I was crouched among the limbs of a cedar, trying to hide my scent by rubbing some of its needles on my clothes and trying at the same time to find a little respite from the cold rain running down my collar, when suddenly I got that twitchy feeling again, and I knew someone else was close. My skin got tight, and little hairs stood up all over the back of my neck. I didn’t really hear or see anything to tell me someone was there. I just knew. Dad had often told me I would develop instincts I should trust if I stayed in the woods long enough. I used to think that was slightly crazy Special Forces talk.
At first, I felt silly, like some front-porch poodle that had just caught sight of a Doberman, but the longer I held still, the more I knew something was wrong. Fortunately, my camouflage jacket and pants were still holding up fairly well, so I had that advantage, anyway. For about five minutes, I was completely convinced the Stangler brothers were there. I couldn't imagine how they could have found me, but being rational was tough when I was that scared.

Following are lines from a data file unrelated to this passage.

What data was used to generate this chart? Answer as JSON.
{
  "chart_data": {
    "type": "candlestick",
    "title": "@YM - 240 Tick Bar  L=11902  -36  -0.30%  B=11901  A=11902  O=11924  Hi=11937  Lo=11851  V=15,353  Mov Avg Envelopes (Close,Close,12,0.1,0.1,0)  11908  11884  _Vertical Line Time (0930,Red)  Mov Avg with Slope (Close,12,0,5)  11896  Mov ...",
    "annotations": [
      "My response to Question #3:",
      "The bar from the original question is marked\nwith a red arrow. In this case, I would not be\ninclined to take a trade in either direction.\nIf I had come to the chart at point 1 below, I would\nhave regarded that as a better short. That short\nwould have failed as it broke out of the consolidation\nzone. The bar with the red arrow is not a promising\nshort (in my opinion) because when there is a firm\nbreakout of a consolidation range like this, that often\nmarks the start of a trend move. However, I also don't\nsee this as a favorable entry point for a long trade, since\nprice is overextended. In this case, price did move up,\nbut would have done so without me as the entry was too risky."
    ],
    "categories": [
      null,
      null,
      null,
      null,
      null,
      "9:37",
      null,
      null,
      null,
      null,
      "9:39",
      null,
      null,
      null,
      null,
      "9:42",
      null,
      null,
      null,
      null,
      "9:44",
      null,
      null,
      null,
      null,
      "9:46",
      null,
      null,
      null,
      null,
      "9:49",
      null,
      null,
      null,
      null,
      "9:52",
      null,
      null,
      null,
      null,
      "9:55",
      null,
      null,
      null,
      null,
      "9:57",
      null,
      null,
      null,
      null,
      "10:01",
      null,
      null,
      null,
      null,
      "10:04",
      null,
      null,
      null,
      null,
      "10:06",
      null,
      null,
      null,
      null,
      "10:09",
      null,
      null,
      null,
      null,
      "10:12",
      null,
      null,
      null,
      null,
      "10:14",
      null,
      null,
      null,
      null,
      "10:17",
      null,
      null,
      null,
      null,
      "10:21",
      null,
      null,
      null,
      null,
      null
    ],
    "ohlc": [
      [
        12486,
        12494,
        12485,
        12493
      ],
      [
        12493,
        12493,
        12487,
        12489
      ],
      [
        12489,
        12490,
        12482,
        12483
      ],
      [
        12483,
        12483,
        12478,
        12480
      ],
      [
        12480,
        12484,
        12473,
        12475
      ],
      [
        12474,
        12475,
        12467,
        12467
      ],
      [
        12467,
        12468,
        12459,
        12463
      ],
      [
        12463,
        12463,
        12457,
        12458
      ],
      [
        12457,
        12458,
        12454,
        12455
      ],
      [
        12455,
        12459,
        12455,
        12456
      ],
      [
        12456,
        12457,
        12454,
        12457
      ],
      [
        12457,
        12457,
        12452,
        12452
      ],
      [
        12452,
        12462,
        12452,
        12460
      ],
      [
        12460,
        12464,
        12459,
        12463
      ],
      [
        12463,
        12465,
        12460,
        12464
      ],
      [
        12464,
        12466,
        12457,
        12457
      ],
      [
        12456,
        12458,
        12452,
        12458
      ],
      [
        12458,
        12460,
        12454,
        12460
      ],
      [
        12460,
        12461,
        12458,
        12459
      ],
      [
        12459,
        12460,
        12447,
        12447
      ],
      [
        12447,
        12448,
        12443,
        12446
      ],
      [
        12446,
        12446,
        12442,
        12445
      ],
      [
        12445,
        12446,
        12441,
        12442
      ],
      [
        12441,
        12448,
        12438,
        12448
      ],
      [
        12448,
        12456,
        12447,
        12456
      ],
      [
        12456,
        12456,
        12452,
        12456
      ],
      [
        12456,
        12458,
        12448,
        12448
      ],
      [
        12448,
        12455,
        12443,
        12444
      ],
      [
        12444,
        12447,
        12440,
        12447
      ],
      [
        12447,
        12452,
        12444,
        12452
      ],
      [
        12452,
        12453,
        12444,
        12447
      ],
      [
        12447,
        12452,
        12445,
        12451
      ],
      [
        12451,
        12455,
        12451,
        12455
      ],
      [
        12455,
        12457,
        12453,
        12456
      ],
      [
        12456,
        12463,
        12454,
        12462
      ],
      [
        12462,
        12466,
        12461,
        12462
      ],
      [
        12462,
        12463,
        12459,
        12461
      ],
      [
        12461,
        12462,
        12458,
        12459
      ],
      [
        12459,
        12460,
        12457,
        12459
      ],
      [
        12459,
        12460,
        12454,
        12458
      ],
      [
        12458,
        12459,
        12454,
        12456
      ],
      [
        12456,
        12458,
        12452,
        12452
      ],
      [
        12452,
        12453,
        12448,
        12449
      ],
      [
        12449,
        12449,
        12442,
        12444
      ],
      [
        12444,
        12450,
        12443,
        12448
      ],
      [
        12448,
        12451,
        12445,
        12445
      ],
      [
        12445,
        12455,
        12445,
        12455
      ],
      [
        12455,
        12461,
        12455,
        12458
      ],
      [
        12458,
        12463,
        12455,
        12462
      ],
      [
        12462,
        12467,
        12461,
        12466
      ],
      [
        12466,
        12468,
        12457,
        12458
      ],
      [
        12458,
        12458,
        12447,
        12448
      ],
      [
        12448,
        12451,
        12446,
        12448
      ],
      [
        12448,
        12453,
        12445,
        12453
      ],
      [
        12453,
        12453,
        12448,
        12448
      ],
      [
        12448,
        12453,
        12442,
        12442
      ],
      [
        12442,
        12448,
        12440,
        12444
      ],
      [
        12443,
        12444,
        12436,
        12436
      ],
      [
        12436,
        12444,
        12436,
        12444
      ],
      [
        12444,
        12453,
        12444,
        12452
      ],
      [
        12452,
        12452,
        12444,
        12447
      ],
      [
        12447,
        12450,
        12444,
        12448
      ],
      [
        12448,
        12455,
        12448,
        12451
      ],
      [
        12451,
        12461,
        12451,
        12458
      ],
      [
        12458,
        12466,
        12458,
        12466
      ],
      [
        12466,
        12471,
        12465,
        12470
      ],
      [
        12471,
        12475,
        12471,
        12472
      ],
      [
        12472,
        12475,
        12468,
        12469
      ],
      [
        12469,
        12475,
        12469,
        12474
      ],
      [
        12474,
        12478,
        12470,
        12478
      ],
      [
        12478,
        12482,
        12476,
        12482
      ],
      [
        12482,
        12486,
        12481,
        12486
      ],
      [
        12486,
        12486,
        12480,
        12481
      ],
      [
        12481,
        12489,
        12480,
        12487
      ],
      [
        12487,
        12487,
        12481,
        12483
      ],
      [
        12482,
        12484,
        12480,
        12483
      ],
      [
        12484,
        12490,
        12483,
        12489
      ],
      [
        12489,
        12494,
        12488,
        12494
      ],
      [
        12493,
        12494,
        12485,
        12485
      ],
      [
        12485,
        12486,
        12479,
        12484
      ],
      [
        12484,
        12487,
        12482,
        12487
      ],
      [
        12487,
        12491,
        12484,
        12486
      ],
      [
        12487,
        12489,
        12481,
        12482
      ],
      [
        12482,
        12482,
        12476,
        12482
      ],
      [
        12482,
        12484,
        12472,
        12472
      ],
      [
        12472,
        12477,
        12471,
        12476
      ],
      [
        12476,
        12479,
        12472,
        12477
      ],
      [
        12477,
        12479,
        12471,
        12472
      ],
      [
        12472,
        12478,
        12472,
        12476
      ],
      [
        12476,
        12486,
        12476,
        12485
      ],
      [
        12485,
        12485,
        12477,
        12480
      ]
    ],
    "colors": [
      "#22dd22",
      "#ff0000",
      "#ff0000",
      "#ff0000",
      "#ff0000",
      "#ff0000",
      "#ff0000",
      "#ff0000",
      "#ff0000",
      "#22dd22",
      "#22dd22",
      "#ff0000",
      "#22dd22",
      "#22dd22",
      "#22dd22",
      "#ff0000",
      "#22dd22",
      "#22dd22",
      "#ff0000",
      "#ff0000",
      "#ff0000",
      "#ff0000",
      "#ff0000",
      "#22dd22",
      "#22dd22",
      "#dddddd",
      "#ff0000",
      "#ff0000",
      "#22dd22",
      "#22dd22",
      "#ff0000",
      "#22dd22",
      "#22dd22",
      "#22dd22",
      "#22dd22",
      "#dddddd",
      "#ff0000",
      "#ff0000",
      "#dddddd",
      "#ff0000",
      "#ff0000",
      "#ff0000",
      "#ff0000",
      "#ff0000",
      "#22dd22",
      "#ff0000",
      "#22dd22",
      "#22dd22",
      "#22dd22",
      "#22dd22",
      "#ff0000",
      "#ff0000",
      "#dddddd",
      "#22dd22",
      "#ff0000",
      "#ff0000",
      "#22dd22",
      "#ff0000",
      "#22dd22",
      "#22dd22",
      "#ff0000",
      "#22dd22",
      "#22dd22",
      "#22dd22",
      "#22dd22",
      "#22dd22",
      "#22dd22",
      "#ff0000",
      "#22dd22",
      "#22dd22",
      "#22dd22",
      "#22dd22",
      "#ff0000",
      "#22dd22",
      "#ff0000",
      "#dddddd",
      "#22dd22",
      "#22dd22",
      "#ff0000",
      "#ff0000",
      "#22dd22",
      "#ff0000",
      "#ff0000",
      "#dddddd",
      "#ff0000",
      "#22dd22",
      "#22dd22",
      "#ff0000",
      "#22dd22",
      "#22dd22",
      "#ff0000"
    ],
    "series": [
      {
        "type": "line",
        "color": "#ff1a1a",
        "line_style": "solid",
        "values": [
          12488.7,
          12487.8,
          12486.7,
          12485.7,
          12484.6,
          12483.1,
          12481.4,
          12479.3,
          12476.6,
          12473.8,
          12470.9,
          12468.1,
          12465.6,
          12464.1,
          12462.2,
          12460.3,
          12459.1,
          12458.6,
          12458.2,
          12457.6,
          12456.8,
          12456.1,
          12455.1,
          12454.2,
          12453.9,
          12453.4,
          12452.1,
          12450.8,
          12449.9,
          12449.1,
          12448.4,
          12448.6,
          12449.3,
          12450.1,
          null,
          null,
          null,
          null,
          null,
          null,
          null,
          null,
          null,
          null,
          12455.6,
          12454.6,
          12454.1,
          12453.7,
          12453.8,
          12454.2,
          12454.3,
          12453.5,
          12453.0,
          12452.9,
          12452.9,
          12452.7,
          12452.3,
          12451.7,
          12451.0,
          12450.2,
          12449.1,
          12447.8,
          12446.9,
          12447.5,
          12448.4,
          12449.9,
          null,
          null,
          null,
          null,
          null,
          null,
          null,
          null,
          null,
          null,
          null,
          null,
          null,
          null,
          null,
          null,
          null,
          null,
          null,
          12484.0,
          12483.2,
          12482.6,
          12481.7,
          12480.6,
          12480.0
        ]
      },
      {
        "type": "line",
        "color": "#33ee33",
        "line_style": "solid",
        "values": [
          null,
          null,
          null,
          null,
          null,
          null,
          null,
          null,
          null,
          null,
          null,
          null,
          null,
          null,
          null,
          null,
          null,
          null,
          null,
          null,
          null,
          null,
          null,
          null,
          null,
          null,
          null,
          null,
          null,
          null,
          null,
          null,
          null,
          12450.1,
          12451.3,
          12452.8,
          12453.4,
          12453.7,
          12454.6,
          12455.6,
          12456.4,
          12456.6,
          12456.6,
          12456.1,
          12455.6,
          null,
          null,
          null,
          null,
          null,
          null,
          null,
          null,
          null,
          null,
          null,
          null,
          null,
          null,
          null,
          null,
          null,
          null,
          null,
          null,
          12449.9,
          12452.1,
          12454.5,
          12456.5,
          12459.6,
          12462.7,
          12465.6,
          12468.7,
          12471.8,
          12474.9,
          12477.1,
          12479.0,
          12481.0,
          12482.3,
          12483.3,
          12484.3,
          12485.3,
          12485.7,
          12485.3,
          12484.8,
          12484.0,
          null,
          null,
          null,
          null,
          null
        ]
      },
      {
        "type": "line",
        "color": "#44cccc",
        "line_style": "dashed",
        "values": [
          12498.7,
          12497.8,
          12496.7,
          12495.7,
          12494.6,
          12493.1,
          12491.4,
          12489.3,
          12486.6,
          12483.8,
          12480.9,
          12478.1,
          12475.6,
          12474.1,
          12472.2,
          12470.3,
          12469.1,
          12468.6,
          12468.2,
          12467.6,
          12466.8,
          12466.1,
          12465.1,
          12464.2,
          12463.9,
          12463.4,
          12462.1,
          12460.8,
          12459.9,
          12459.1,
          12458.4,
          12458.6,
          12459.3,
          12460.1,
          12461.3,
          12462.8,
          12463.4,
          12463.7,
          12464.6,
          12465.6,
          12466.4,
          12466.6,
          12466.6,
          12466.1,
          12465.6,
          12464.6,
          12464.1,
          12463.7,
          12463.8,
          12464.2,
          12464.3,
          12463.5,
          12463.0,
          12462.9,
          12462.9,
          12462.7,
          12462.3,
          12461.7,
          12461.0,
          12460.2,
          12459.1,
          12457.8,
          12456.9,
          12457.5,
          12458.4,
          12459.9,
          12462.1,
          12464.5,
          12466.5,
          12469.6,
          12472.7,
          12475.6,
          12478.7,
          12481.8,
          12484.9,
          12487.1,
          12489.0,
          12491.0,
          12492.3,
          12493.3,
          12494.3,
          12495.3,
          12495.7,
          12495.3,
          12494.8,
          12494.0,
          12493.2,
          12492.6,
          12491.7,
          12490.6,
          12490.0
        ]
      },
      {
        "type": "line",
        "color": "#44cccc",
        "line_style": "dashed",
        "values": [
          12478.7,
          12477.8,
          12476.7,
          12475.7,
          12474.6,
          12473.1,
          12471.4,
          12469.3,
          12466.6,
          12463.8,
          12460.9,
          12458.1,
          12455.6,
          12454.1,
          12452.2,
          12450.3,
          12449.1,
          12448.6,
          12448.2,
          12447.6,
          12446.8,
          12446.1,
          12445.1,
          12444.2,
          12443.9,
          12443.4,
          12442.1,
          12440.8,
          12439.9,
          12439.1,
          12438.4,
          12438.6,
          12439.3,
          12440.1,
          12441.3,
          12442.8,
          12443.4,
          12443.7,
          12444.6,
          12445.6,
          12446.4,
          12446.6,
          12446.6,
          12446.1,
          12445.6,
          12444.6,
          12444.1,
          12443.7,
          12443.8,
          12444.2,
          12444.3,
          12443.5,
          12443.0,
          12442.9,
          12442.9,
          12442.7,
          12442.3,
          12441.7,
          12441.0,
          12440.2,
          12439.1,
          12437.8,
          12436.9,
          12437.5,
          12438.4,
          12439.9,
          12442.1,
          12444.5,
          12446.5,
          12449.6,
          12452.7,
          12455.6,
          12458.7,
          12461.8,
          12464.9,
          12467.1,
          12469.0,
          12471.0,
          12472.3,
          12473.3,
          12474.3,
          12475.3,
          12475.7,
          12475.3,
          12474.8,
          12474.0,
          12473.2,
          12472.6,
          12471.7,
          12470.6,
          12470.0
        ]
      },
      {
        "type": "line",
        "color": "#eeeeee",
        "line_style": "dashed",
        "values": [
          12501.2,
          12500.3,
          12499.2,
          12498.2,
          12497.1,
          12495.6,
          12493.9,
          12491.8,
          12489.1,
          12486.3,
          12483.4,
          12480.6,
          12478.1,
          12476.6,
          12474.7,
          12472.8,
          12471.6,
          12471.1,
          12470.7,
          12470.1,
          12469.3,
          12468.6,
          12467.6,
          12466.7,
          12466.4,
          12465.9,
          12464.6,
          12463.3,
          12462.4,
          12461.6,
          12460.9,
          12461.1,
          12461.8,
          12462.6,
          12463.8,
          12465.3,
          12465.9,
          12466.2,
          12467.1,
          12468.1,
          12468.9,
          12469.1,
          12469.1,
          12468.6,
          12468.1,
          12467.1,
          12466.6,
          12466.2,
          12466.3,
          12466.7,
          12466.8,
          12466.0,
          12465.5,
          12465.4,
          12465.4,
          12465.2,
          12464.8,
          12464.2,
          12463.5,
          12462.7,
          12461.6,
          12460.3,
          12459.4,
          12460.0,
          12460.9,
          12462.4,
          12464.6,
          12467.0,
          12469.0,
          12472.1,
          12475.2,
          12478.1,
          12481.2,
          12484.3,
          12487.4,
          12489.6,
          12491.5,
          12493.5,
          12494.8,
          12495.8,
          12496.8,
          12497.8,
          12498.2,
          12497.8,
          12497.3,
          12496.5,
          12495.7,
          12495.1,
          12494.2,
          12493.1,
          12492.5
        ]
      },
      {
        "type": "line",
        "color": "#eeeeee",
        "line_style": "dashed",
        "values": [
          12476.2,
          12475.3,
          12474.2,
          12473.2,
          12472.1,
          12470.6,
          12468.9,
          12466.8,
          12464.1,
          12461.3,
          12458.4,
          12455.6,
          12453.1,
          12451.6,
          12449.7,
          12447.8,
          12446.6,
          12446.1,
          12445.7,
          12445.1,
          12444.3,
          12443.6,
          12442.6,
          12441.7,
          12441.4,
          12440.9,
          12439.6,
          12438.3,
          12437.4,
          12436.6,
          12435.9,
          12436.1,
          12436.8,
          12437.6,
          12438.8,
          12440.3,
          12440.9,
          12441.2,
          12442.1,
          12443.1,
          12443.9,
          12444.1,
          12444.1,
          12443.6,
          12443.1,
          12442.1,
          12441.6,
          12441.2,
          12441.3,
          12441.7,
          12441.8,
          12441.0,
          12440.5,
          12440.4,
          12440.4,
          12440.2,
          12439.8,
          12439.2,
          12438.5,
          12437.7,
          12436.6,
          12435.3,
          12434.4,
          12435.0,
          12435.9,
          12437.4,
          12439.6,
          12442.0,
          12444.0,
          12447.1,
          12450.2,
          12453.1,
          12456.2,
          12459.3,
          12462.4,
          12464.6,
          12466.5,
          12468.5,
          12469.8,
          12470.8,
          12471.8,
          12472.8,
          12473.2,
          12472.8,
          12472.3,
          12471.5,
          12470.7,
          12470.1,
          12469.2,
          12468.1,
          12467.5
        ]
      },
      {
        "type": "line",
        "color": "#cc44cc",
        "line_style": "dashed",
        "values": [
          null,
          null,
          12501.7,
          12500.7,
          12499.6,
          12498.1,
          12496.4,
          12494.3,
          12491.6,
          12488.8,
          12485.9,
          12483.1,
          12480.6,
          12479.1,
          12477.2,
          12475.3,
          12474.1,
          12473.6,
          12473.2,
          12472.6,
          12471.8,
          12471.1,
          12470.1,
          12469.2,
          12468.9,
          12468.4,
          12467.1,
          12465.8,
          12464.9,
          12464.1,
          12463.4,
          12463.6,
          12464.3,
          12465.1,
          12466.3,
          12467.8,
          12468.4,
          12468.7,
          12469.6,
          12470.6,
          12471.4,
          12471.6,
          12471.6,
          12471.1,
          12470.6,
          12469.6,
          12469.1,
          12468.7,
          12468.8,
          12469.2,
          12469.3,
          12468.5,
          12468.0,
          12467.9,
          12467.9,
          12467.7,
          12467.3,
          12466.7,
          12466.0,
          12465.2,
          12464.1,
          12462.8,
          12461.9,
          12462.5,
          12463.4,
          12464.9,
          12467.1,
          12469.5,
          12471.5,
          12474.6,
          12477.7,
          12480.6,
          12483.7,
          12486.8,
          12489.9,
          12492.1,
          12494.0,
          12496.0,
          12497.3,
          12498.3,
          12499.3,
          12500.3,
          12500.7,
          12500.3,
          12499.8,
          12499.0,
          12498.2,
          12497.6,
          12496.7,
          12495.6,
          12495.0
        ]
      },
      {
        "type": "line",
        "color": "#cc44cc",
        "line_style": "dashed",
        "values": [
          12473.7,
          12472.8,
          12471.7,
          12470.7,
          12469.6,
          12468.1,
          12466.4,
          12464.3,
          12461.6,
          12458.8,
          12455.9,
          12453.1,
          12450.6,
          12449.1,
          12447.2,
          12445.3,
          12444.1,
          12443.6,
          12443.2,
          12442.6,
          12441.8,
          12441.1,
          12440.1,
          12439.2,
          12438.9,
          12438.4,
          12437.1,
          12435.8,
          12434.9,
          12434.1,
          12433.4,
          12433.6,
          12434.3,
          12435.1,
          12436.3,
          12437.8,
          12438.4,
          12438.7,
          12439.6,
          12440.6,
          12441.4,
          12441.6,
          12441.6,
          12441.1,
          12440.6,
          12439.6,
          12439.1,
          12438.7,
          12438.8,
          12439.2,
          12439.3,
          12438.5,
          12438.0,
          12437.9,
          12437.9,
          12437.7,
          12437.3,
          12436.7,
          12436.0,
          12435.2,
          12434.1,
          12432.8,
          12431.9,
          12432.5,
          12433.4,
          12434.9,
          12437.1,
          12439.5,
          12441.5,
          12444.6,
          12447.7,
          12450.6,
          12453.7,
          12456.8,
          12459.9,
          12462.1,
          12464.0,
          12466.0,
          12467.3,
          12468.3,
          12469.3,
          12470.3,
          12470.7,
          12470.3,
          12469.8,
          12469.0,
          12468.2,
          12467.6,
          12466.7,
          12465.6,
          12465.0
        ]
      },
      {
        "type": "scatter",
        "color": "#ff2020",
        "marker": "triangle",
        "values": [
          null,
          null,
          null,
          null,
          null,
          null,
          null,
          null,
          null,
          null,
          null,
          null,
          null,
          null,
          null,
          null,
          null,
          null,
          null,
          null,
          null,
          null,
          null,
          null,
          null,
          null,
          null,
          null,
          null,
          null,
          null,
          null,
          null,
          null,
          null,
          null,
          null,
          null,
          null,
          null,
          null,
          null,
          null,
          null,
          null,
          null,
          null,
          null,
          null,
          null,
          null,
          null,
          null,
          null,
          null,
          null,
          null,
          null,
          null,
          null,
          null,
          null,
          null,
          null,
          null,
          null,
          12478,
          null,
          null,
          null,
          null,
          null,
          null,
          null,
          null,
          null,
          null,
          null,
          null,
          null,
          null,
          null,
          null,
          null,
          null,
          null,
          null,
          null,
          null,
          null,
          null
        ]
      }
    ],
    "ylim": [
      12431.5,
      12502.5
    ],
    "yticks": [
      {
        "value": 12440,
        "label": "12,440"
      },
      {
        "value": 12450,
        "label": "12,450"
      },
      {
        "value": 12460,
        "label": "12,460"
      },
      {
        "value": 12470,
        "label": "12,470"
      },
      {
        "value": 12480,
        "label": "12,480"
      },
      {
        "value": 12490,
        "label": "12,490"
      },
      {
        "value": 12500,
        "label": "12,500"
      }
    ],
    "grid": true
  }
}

Half an hour later, I finally crawled out of hiding and snuck back to my cave, using every bit of stealth Dad had ever tried to teach me. I hid there the rest of the day with the Mauser and shotgun loaded, wondering if the ridiculous booby traps of twine and sharpened sticks I’d planted along every approach to my shelter would actually do me any good if the Stanglers came for me. I knew my bad attempts at punji stakes and deadfalls would never have fooled my father, but those guys weren’t exactly Daniel Boone.